The basaltic clasts within the felsic breccias are derived from an underlying foundation of the island dominantly composed of mildly alkali olivine basalt together with minor hawaiite and trachyandesite with a silica range from 47.22 to 59.00% The basaltic unit is best exposed on the extreme SW tip of the island as a SE dipping unit including the black headland of Punta Negra. The latter comprises an 8m thick megacryst-bearing basalt lava with underlying flow foot breccia of blocks with thick chilled margins caused by the flow advancing into the sea. The flow is overlain by 12m of lithified base surge deposits showing pinch and swell and ripple drift structures. The tuffs contain abundant algal balls, shell fragments (intact shells are rare), and solitary coral fragments that were all ejected as lithic inclusions during phreatomagmatic explosions. Additionally there are layers of accretionary lapilli penetrated by worm burrows of more than 1cm diameter.. Further south, the base surge deposits are overlain by 20m of hyaloclastite comprising tongues and wedges of megacryst-bearing basalt contained in bright orange palagonitized tachylite. The succession is cut across by several basaltic and one felsic dike and records the phreatomagmatic emergence of the Providencia stratovolcano. The basaltic lavas are again exposed at sea level on the extreme northern tip of Providencia island.

Whereas Providencia is deeply dissected, there is evidence of a rejuvenation of volcanism following this deep erosion. At Alligator Point and on the southwest coast and also on the northeast coast opposite Crab Cay, white felsic ignimbrite and pumice tuff are exposed. These represent Plinian-style pumiceous volcanic activity that is younger than the main bulk of the stratovolcano. In the northeast part of the island to the east of the airstrip, the ignimbrites occur as a lithified valley-fill deposit which is cut by faulting. At Alligator Point two water-stratified tuffs are intercalated with raised coraliferous limestone. These tuffs have a combined thickness in excess of 9m and comprise white devitrified rhyolitic clasts identical to those in the northeastern outcrops. These pumice tuffs are now exposed at up to 25m above present sea level and raised reef limestone has been found up to 100m above the present sea level on the southwest coast, suggesting a late uplift of the island.

The Providencia stratovolcano has evolved in three stages. First a submarine foundation of alkali olivine basalts formed that underwent an emergent stage to produce subaerial basalt flows now exposed around sea level. A second stage comprised subaerial Pelean-type pyroclastic activity and rhyolite lava dome activity to produce a calc-alkaline suite of minor andesite, dacite and rhyolite lavas. Finally following uplift and erosion there was a final episode of felsic Plinian activity resulting in some valley-fill ignimbrite deposits. K/Ar ages on the older basalts have yielded 14.1 and 7.4 Ma (Ma is a notation for million years) whereas the calc alkaline suite has yielded a preliminary K/Ar age of 4.0 Ma.
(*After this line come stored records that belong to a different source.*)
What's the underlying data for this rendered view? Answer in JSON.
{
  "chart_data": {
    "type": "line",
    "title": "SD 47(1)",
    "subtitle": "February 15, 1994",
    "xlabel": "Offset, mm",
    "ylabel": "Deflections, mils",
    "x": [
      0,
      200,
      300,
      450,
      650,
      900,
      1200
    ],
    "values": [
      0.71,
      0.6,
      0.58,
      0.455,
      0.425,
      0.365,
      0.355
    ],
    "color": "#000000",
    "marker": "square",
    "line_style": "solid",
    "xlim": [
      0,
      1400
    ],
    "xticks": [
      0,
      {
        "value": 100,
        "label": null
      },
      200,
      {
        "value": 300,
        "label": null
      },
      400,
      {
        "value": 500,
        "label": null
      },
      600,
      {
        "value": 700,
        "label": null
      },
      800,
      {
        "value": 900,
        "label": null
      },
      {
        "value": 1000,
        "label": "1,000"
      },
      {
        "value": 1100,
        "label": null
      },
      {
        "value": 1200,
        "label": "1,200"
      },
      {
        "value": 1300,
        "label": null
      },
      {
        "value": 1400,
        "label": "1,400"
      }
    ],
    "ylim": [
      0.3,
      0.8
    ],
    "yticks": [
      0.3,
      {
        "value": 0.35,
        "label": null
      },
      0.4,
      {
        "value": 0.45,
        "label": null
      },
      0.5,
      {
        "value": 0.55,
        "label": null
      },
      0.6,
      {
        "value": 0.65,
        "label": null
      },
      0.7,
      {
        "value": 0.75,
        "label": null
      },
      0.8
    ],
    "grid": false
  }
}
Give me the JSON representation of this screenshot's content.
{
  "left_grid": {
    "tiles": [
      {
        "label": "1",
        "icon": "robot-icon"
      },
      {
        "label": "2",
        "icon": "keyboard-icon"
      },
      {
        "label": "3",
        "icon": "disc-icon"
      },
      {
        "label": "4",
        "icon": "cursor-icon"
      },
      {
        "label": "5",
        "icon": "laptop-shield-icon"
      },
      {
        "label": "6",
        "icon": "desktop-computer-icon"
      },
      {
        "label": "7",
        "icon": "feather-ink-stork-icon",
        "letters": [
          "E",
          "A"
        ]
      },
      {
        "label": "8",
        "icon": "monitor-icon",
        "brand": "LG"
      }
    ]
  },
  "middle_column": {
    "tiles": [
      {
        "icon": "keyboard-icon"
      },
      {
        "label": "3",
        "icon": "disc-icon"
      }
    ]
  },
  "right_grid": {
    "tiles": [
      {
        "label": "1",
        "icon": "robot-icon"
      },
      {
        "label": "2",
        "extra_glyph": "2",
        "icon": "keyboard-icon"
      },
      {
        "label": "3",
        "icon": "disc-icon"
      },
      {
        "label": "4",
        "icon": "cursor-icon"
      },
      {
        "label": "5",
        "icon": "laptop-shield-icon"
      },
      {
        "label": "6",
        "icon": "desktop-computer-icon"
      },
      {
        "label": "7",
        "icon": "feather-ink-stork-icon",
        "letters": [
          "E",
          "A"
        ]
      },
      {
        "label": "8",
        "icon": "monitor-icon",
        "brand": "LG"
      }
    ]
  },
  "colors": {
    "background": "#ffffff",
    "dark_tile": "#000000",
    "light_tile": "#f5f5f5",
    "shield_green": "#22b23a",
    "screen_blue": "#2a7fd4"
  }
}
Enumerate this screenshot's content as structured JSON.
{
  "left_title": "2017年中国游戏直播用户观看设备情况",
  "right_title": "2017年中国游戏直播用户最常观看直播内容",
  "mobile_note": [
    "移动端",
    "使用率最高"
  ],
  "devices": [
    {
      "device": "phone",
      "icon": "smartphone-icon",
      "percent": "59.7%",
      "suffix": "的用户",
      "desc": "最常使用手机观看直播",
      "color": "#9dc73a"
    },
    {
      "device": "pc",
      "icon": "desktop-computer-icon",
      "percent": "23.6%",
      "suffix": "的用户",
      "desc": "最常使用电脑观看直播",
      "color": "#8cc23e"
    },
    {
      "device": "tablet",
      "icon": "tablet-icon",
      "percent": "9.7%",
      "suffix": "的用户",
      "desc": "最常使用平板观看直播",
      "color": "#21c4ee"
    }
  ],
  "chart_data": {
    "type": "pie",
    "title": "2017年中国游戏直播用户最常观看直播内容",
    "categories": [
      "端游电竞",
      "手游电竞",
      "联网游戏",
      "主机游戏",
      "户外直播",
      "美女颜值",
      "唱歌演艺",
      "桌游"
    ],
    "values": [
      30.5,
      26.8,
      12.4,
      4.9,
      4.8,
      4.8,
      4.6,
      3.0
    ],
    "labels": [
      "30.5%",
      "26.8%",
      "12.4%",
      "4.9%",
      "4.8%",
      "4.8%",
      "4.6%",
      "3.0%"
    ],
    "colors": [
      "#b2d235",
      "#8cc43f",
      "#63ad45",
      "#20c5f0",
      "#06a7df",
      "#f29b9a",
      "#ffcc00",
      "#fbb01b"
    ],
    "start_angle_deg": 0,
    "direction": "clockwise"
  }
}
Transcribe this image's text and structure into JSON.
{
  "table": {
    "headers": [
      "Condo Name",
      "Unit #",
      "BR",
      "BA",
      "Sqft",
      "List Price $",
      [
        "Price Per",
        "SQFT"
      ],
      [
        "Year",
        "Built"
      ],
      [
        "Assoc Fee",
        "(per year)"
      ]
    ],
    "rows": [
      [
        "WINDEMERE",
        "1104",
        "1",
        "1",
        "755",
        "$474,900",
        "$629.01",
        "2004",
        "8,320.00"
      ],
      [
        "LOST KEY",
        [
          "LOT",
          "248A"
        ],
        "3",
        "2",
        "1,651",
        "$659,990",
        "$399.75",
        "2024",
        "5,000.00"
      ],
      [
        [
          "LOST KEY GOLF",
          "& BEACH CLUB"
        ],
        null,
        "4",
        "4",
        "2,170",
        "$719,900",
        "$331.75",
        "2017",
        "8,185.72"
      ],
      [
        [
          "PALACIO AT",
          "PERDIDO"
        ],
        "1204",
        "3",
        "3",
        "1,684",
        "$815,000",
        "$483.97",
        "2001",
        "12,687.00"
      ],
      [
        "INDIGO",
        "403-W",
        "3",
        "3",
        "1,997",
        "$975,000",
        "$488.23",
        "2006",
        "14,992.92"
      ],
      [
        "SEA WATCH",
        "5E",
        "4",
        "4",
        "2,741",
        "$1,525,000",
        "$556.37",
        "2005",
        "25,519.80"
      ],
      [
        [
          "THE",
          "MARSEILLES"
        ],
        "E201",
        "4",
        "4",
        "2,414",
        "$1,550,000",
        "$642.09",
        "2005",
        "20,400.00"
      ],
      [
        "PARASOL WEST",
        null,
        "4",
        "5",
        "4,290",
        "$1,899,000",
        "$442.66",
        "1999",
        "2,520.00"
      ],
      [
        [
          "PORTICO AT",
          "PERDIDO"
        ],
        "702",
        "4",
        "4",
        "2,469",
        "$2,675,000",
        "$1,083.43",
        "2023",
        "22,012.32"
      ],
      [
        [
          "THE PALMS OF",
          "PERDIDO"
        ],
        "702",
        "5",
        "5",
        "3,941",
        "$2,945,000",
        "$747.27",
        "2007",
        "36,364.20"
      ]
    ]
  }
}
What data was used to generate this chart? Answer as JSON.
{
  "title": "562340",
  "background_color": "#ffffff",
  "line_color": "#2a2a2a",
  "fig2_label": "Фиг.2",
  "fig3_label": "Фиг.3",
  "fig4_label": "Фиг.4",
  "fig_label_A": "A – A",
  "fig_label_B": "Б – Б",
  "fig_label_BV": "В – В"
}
No ignimbrite material suitable for dating has been found. The very wide spread of the K/Ar ages raises some doubt about a lifespan of ten million years for a single stratovolcano, but perhaps the dominantly submarine basaltic foundation of the island, together with other submarine banks in the area, represent an older episode of volcanism than the younger calc-alkaline carapace found only on Providencia island.

The tectonic setting of Providencia as well as its bimodal magmatic suite, with characteristic Sr, Ns and Pb mantle isotopic ratios, are quite different from the unimodal suites of Central American and Lesser Antillean subduction related suites.

The bimodal suite of Providencia is regarded as a within-plate rift-related suite that has its parallel in the bimodal suites of the East African Rift Zone. It seems to be rift- related volcanism within the Lower Nicaraguan Rise.